One passage in particular sums up the reason I and so many others love historical romance: “Later, they would wake up in the real world, with headaches to nurse and bills to pay and petty quarrels to fight, but right now they were in the magical fairyland of the Hotel Wallner, and they felt as though they never needed to leave.”
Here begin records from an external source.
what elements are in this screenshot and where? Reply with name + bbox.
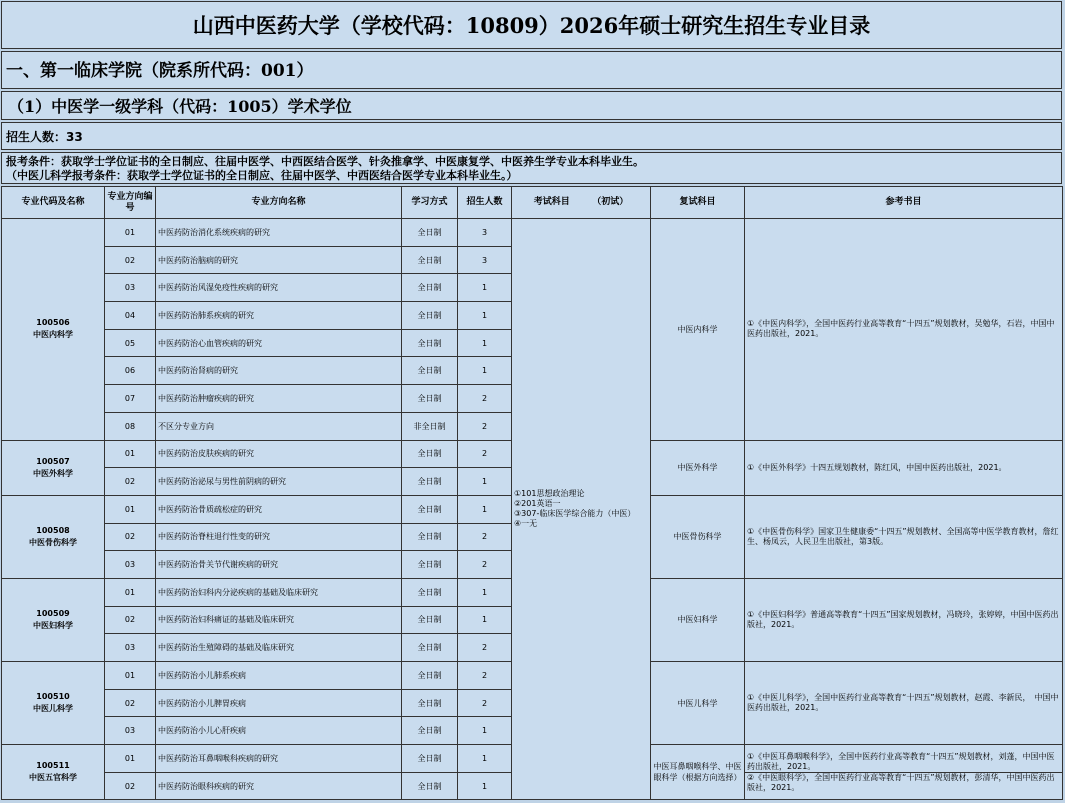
study-mode: 全日制 bbox=[402, 523, 458, 551]
direction-name: 中医药防治小儿肺系疾病 bbox=[156, 662, 402, 690]
direction-number: 02 bbox=[105, 606, 156, 634]
direction-number: 05 bbox=[105, 329, 156, 357]
study-mode: 全日制 bbox=[402, 606, 458, 634]
study-mode: 全日制 bbox=[402, 246, 458, 274]
direction-number: 02 bbox=[105, 468, 156, 496]
quota-count: 3 bbox=[458, 219, 512, 247]
reference-books: ①《中医儿科学》，全国中医药行业高等教育“十四五”规划教材，赵霞、李新民， 中国中医药出版社，2021。 bbox=[745, 662, 1063, 745]
quota-count: 1 bbox=[458, 606, 512, 634]
col-header-dir-no: 专业方向编号 bbox=[105, 187, 156, 219]
direction-name: 中医药防治眼科疾病的研究 bbox=[156, 772, 402, 800]
direction-name: 中医药防治耳鼻咽喉科疾病的研究 bbox=[156, 745, 402, 773]
retest-subject: 中医骨伤科学 bbox=[651, 495, 745, 578]
study-mode: 全日制 bbox=[402, 578, 458, 606]
major-code: 100511 bbox=[36, 761, 70, 771]
direction-name: 中医药防治肿瘤疾病的研究 bbox=[156, 385, 402, 413]
direction-name: 中医药防治小儿脾胃疾病 bbox=[156, 689, 402, 717]
direction-number: 01 bbox=[105, 219, 156, 247]
col-header-mode: 学习方式 bbox=[402, 187, 458, 219]
study-mode: 全日制 bbox=[402, 274, 458, 302]
quota-count: 1 bbox=[458, 495, 512, 523]
quota-count: 2 bbox=[458, 689, 512, 717]
major-name: 中医外科学 bbox=[33, 468, 73, 478]
quota-count: 2 bbox=[458, 662, 512, 690]
study-mode: 非全日制 bbox=[402, 412, 458, 440]
catalog-table bbox=[1, 186, 1063, 800]
table-row bbox=[2, 219, 1063, 247]
retest-subject: 中医耳鼻咽喉科学、中医眼科学（根据方向选择） bbox=[651, 745, 745, 800]
direction-name: 中医药防治脊柱退行性变的研究 bbox=[156, 523, 402, 551]
major-cell bbox=[2, 662, 105, 745]
reference-books bbox=[745, 745, 1063, 800]
direction-name: 中医药防治风湿免疫性疾病的研究 bbox=[156, 274, 402, 302]
reference-book-item: ①《中医耳鼻咽喉科学》，全国中医药行业高等教育“十四五”规划教材，刘蓬，中国中医药出版社，2021。 bbox=[747, 751, 1055, 771]
retest-subject: 中医内科学 bbox=[651, 219, 745, 441]
requirement-line: （中医儿科学报考条件：获取学士学位证书的全日制应、往届中医学、中西医结合医学专业本科毕业生。） bbox=[6, 169, 518, 182]
direction-number: 01 bbox=[105, 578, 156, 606]
col-header-books: 参考书目 bbox=[745, 187, 1063, 219]
study-mode: 全日制 bbox=[402, 468, 458, 496]
direction-name: 中医药防治生殖障碍的基础及临床研究 bbox=[156, 634, 402, 662]
direction-name: 不区分专业方向 bbox=[156, 412, 402, 440]
major-name: 中医内科学 bbox=[33, 330, 73, 340]
reference-books: ①《中医内科学》，全国中医药行业高等教育“十四五”规划教材，吴勉华，石岩，中国中医药出版社，2021。 bbox=[745, 219, 1063, 441]
study-mode: 全日制 bbox=[402, 329, 458, 357]
col-header-exam: 考试科目 （初试） bbox=[512, 187, 651, 219]
direction-name: 中医药防治小儿心肝疾病 bbox=[156, 717, 402, 745]
quota-count: 1 bbox=[458, 717, 512, 745]
discipline-heading: （1）中医学一级学科（代码：1005）学术学位 bbox=[1, 91, 1062, 120]
exam-subjects: ①101思想政治理论 ②201英语一 ③307-临床医学综合能力（中医） ④一无 bbox=[512, 219, 651, 800]
direction-number: 01 bbox=[105, 495, 156, 523]
study-mode: 全日制 bbox=[402, 495, 458, 523]
quota-count: 1 bbox=[458, 357, 512, 385]
direction-name: 中医药防治泌尿与男性前阴病的研究 bbox=[156, 468, 402, 496]
direction-number: 01 bbox=[105, 745, 156, 773]
direction-name: 中医药防治妇科痛证的基础及临床研究 bbox=[156, 606, 402, 634]
retest-subject: 中医妇科学 bbox=[651, 578, 745, 661]
major-cell bbox=[2, 578, 105, 661]
major-code: 100510 bbox=[36, 692, 70, 702]
direction-name: 中医药防治肾病的研究 bbox=[156, 357, 402, 385]
study-mode: 全日制 bbox=[402, 772, 458, 800]
page-title: 山西中医药大学（学校代码：10809）2026年硕士研究生招生专业目录 bbox=[1, 1, 1062, 49]
col-header-code: 专业代码及名称 bbox=[2, 187, 105, 219]
direction-name: 中医药防治骨质疏松症的研究 bbox=[156, 495, 402, 523]
study-mode: 全日制 bbox=[402, 634, 458, 662]
study-mode: 全日制 bbox=[402, 357, 458, 385]
reference-books: ①《中医妇科学》普通高等教育“十四五”国家规划教材，冯晓玲，张婷婷，中国中医药出版社，2021。 bbox=[745, 578, 1063, 661]
quota-count: 2 bbox=[458, 440, 512, 468]
quota-count: 1 bbox=[458, 578, 512, 606]
major-code: 100506 bbox=[36, 318, 70, 328]
direction-name: 中医药防治肺系疾病的研究 bbox=[156, 302, 402, 330]
col-header-dir-name: 专业方向名称 bbox=[156, 187, 402, 219]
study-mode: 全日制 bbox=[402, 717, 458, 745]
study-mode: 全日制 bbox=[402, 745, 458, 773]
reference-books: ①《中医外科学》十四五规划教材，陈红风，中国中医药出版社，2021。 bbox=[745, 440, 1063, 495]
reference-book-item: ②《中医眼科学》，全国中医药行业高等教育“十四五”规划教材，彭清华，中国中医药出版社，2021。 bbox=[745, 772, 1062, 793]
direction-number: 07 bbox=[105, 385, 156, 413]
quota-count: 2 bbox=[458, 385, 512, 413]
direction-number: 06 bbox=[105, 357, 156, 385]
retest-subject: 中医外科学 bbox=[651, 440, 745, 495]
direction-number: 04 bbox=[105, 302, 156, 330]
major-cell bbox=[2, 745, 105, 800]
study-mode: 全日制 bbox=[402, 551, 458, 579]
quota-count: 3 bbox=[458, 246, 512, 274]
study-mode: 全日制 bbox=[402, 440, 458, 468]
direction-number: 02 bbox=[105, 246, 156, 274]
table-header-row bbox=[2, 187, 1063, 219]
direction-number: 03 bbox=[105, 634, 156, 662]
col-header-quota: 招生人数 bbox=[458, 187, 512, 219]
col-header-retest: 复试科目 bbox=[651, 187, 745, 219]
quota-count: 1 bbox=[458, 745, 512, 773]
college-heading: 一、第一临床学院（院系所代码：001） bbox=[1, 51, 1062, 89]
major-name: 中医儿科学 bbox=[33, 704, 73, 714]
quota-count: 1 bbox=[458, 274, 512, 302]
quota-count: 1 bbox=[458, 302, 512, 330]
quota-count: 1 bbox=[458, 329, 512, 357]
direction-name: 中医药防治妇科内分泌疾病的基础及临床研究 bbox=[156, 578, 402, 606]
study-mode: 全日制 bbox=[402, 302, 458, 330]
direction-name: 中医药防治骨关节代谢疾病的研究 bbox=[156, 551, 402, 579]
requirement-line: 报考条件：获取学士学位证书的全日制应、往届中医学、中西医结合医学、针灸推拿学、中医康复学、中医养生学专业本科毕业生。 bbox=[6, 155, 644, 168]
major-code: 100508 bbox=[36, 525, 70, 535]
direction-name: 中医药防治皮肤疾病的研究 bbox=[156, 440, 402, 468]
study-mode: 全日制 bbox=[402, 689, 458, 717]
retest-subject: 中医儿科学 bbox=[651, 662, 745, 745]
direction-number: 01 bbox=[105, 440, 156, 468]
major-name: 中医骨伤科学 bbox=[29, 537, 77, 547]
major-cell bbox=[2, 495, 105, 578]
major-cell bbox=[2, 219, 105, 441]
table-body bbox=[2, 219, 1063, 800]
direction-number: 08 bbox=[105, 412, 156, 440]
enrollment-count: 招生人数：33 bbox=[1, 122, 1062, 150]
quota-count: 2 bbox=[458, 412, 512, 440]
quota-count: 2 bbox=[458, 634, 512, 662]
direction-number: 02 bbox=[105, 523, 156, 551]
study-mode: 全日制 bbox=[402, 219, 458, 247]
quota-count: 1 bbox=[458, 772, 512, 800]
major-code: 100507 bbox=[36, 456, 70, 466]
major-cell bbox=[2, 440, 105, 495]
direction-number: 03 bbox=[105, 274, 156, 302]
direction-number: 02 bbox=[105, 689, 156, 717]
direction-name: 中医药防治脑病的研究 bbox=[156, 246, 402, 274]
quota-count: 2 bbox=[458, 523, 512, 551]
direction-number: 03 bbox=[105, 717, 156, 745]
study-mode: 全日制 bbox=[402, 662, 458, 690]
major-name: 中医妇科学 bbox=[33, 620, 73, 630]
direction-number: 03 bbox=[105, 551, 156, 579]
direction-number: 02 bbox=[105, 772, 156, 800]
study-mode: 全日制 bbox=[402, 385, 458, 413]
direction-number: 01 bbox=[105, 662, 156, 690]
reference-books: ①《中医骨伤科学》国家卫生健康委“十四五”规划教材、全国高等中医学教育教材，詹红生、杨凤云，人民卫生出版社，第3版。 bbox=[745, 495, 1063, 578]
direction-name: 中医药防治心血管疾病的研究 bbox=[156, 329, 402, 357]
quota-count: 2 bbox=[458, 551, 512, 579]
major-name: 中医五官科学 bbox=[29, 773, 77, 783]
requirements-text bbox=[1, 152, 1062, 184]
quota-count: 1 bbox=[458, 468, 512, 496]
direction-name: 中医药防治消化系统疾病的研究 bbox=[156, 219, 402, 247]
major-code: 100509 bbox=[36, 608, 70, 618]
I’ve saved the sweetest book for last. BITTER MEDICINE (Tachyon, 272 pp., paperback, $18.95), by Mia Tsai, centers on Elle, a descendant of the Chinese god of healing who makes magical glyphs for a fairy bureaucracy and secretly pines for Lucien, a handsome, half-elf agent. When the glyphs work too well, saving Luc’s life but revealing Elle’s existence to the dangerous family members she’s running from, she and Luc will have to atone for the sins of their pasts while working out what they truly mean to each other.

There are so many joys in this paranormal. The wealth of languages, mythologies, religions and magicks are a weight that balances the emotional tenderness. Healing magic, rather than fighting magic, takes center stage — and without spoiling things too much, it’s also one of the rare paranormals to feature a heroine who loses rather than gains power. Tsai does not flinch from this grief: “The overhead lights cast her shadow, faint and watery, across her threshold, and that’s how she imagines she looks: magic-less and broken, a ghostly husk of herself.” In a subgenre that so often makes supernatural power the answer to problems, how refreshing to find one that says being mortal — being human, and happy, and safe — is purpose enough.